Снова вспомнился Хаким. Тот за двадцать лет ни разу не ударил, разговаривал без надменности, можно сказать, даже уважительно, как с равным. А разве Хомуня не допускал оплошностей? Допускал. Было за что и наказывать. Но старый купец, видно, понимал: плетью бояться себя заставишь, а любить не принудишь.
Тайфур же будто и не родной — ни в отца, ни в мать не пошел. Добротою бог обделил. Жена старого Хакима родила сына, а сердца ему не дала.
После Тмутаракани шли быстро. Задержались лишь в большом предгорном селении, торговали с касогами. Когда пришло время двигаться дальше, собрали товар, свернули и упаковали шатер, подготовили лошадей, Тайфуру вздумалось попрощаться с местным князем. И носильщики снова сбросили с себя вьюки, телохранители спешились, расседлали коней.
Время приближалось к полудню. Воздух стал гуще, плотнее, словно в него подмешали подогретого пару. Солнце палило нещадно — и рабы, довольные, что Тайфур и Валсамон ушли в селение, скрылись в тени на окраине леса.
Прислонившись спиной к шершавому стволу могучего дуба, Хомуня сидел на мягкой траве и смотрел на путников, которые приближались к табору. Их было двое. Один — высокий, худой, с длинной седой бородой, в широком голубом халате и в белой войлочной шапке. Он опирался на посох, но шагал широко и бодро, так что его спутнику, мальчику лет десяти-двенадцати, приходилось часто семенить рядом, а то и бежать вприпрыжку. За спиной мальчика болталась котомка, у старика — домра, с округлым, как обрезанная луковица, кузовком. Не доходя до табора, они свернули к одинокому тополю, стоявшему неподалеку, у родника.
Присев под деревом, старик развязал котомку, достал две лепешки. Одну отдал мальчику. Но увидев, как тот жадно на нее набросился, отломил ему от своей еще половину.
Хомуня встал, достал из своих запасов хлеб, сыр, небольшой кусок вяленого мяса и отнес путникам. Присел напротив.
Мальчишка обрадовался, громко засмеялся.
Старик принял подарок сдержанно, отломил немного сыру и хлеба, пожевал. Мальчик, взглянув на деда, подвинул к себе котомку и положил туда половину принесенного Хомуней хлеба и сыра.
Потом старик спросил:
— Ты кто?
— Я — из каравана сарацинского купца. Раб, — медленно, подбирая слова, ответил Хомуня. Касогов он понимал хорошо, а вот говорил на их языке с трудом.
— Ты только одеждой походишь на них, — старик кивнул туда, где находился табор.
— Я — русич, из северной страны.
Старик улыбнулся.
— У нас, у адыгов, есть песня о русичах, о том, как наши воины разбили их Тамтаракай. Если душе твоей не обидно, я бы спел для тебя.
— Недавно я видел развалины Тмутаракани. Спой, я послушаю твою песню.

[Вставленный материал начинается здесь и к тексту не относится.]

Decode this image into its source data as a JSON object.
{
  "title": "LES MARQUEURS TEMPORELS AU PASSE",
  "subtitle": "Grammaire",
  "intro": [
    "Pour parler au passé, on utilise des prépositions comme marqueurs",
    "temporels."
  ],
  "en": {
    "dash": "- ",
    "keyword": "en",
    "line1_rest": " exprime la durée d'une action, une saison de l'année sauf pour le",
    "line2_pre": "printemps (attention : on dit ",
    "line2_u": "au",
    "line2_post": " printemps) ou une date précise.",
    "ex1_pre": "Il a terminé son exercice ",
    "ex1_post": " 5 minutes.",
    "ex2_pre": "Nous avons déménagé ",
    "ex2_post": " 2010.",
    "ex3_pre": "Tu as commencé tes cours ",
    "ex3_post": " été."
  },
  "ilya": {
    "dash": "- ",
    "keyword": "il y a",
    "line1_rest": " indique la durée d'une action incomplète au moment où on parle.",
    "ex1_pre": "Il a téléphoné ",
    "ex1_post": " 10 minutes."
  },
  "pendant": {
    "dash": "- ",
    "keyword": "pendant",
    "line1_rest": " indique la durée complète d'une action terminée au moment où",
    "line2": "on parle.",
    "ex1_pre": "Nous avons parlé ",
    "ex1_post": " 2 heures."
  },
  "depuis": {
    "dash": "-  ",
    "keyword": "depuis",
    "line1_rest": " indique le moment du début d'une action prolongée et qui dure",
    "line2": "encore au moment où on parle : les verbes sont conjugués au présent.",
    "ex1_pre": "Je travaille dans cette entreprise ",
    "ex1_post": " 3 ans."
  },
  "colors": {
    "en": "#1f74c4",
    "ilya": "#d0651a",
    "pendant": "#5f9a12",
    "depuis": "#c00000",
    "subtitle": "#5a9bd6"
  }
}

Старик взял домру, ударил по струнам, прикрыл глаза, тихо запел:
Хомуня смотрел на изрезанные морщинами бледные руки старика, неторопливо перебиравшего струны, вслушивался в слова песни и чувствовал, как она все больше и больше захватывает его, заставляет вспоминать неудачный военный поход, в котором довелось участвовать ему в молодые годы.
Иногда Хомуня поднимал голову и встречался с взглядом адыга. Глаза у старика были добрыми и немного озорными, их, показалось Хомуне, никогда не покидала улыбка.
А старик потому и улыбался, что чувствовал, как сидящий перед ним человек, раб из далекой страны русов, для которого он пел, с участием слушает песню, волнуется. И это радовало старика, голос его становился крепче, пальцы увереннее перебирали струны.